In our latest policy briefing One year of SME and entrepreneurship policy responses to COVID-19: Lessons learned to build back better, we map the progress to date and the key lessons countries have learnt one year on.
One key lesson is that the emergency support measures have been critical to business survival. Support to date has helped avoid a massive rise in bankruptcies, and it will be important not to jeopardise that success through a sudden withdrawal of emergency measures, especially when trading restrictions remain and the situation remains desperate for many small firms. Moreover, when the situation allows, they will need to be withdrawn in a careful and controlled way. Governments therefore need to provide roadmaps that allow for a gradual phasing out of support measures.

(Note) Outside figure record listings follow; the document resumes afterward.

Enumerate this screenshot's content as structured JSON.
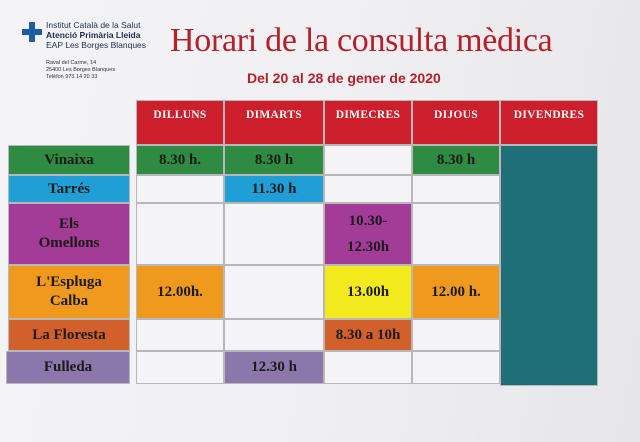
{
  "header": {
    "org_lines": [
      "Institut Català de la Salut",
      "Atenció Primària Lleida",
      "EAP Les Borges Blanques"
    ],
    "address_lines": [
      "Raval del Carme, 14",
      "25400 Les Borges Blanques",
      "Telèfon 973 14 20 33"
    ],
    "title": "Horari de la consulta mèdica",
    "subtitle": "Del 20 al 28 de gener de 2020"
  },
  "colors": {
    "header_red": "#cc1f2b",
    "vinaixa": "#2f8a42",
    "tarres": "#1f9fd6",
    "omellons": "#a33c97",
    "espluga": "#ef9a1f",
    "floresta": "#d2602a",
    "fulleda": "#8a78ad",
    "yellow": "#f3ea1e",
    "divendres": "#1f6f78"
  },
  "days": [
    "DILLUNS",
    "DIMARTS",
    "DIMECRES",
    "DIJOUS",
    "DIVENDRES"
  ],
  "rows": [
    {
      "name": "Vinaixa",
      "name_lines": [
        "Vinaixa"
      ],
      "cells": [
        [
          "8.30 h."
        ],
        [
          "8.30 h"
        ],
        [],
        [
          "8.30 h"
        ]
      ]
    },
    {
      "name": "Tarrés",
      "name_lines": [
        "Tarrés"
      ],
      "cells": [
        [],
        [
          "11.30 h"
        ],
        [],
        []
      ]
    },
    {
      "name": "Els Omellons",
      "name_lines": [
        "Els",
        "Omellons"
      ],
      "cells": [
        [],
        [],
        [
          "10.30-",
          "12.30h"
        ],
        []
      ]
    },
    {
      "name": "L'Espluga Calba",
      "name_lines": [
        "L'Espluga",
        "Calba"
      ],
      "cells": [
        [
          "12.00h."
        ],
        [],
        [
          "13.00h"
        ],
        [
          "12.00 h."
        ]
      ]
    },
    {
      "name": "La Floresta",
      "name_lines": [
        "La Floresta"
      ],
      "cells": [
        [],
        [],
        [
          "8.30 a 10h"
        ],
        []
      ]
    },
    {
      "name": "Fulleda",
      "name_lines": [
        "Fulleda"
      ],
      "cells": [
        [],
        [
          "12.30 h"
        ],
        [],
        []
      ]
    }
  ]
}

Those roadmaps also need to find ways of relieving firms of accumulated debts that threaten to turn the liquidity crisis into a solvency crisis. A survey among SMEs in the United Kingdom, released in February 2021, shows that 63% of SMEs are expected to be unable to repay COVID-19 support loans, and may be left with an additional GBP 173,000 of debt on average. To tackle this, governments should explore the potential to restructure existing SME debts; in March 2021, Spain introduced a EUR 11 billion economic relief package to provide solvency support to SMEs and the self-employed through subsidies, cost reductions and capital reinforcement. Many countries are also exploring greater use of equity support and convertible loans as well as more unconventional means, such as cash-against-tax-surcharge schemes where loans that are extended are repaid through higher taxes on profits once the company recovers.
As well as support for liquidity, small business owners and entrepreneurs need support to adapt and renew. This includes measures to rebuild their confidence and resilience. It also includes support to start up and start again. Many countries are boosting support to new start-ups and scale ups to help them lead the way to recovery. For instance, France has already launched a EUR 4 billion support package for start-ups, as well as innovative equity support through BpiFrance.
Finally, we need to take the opportunity to address long-term structural challenges. We need ambitious stimulus and recovery packages that promote sustainability, digitalisation, innovation and skills, such as Germany’s Fighting Corona, securing prosperity, strengthening sustainability strategy of, and Korea’s Digital and Green New Deal. However, it will be important to ensure that these packages—and the measures that underpin them—work with and for SMEs if they are to play a full role in building back better.
The crisis is not yet over. Businesses—and policy makers—remain in troubled waters, even if vaccinations offer the promise of brighter skies ahead. We will need the experience and evidence we have gathered over the last year of this pandemic as a guide to navigate the next phase, find ways to live with the virus and potential new variants and to look ahead to the recovery. Our forthcoming SME and Entrepreneurship Strategy will help us do just that, providing guiding principles and operational tools to support SMEs and entrepreneurs to survive and thrive in the journey ahead.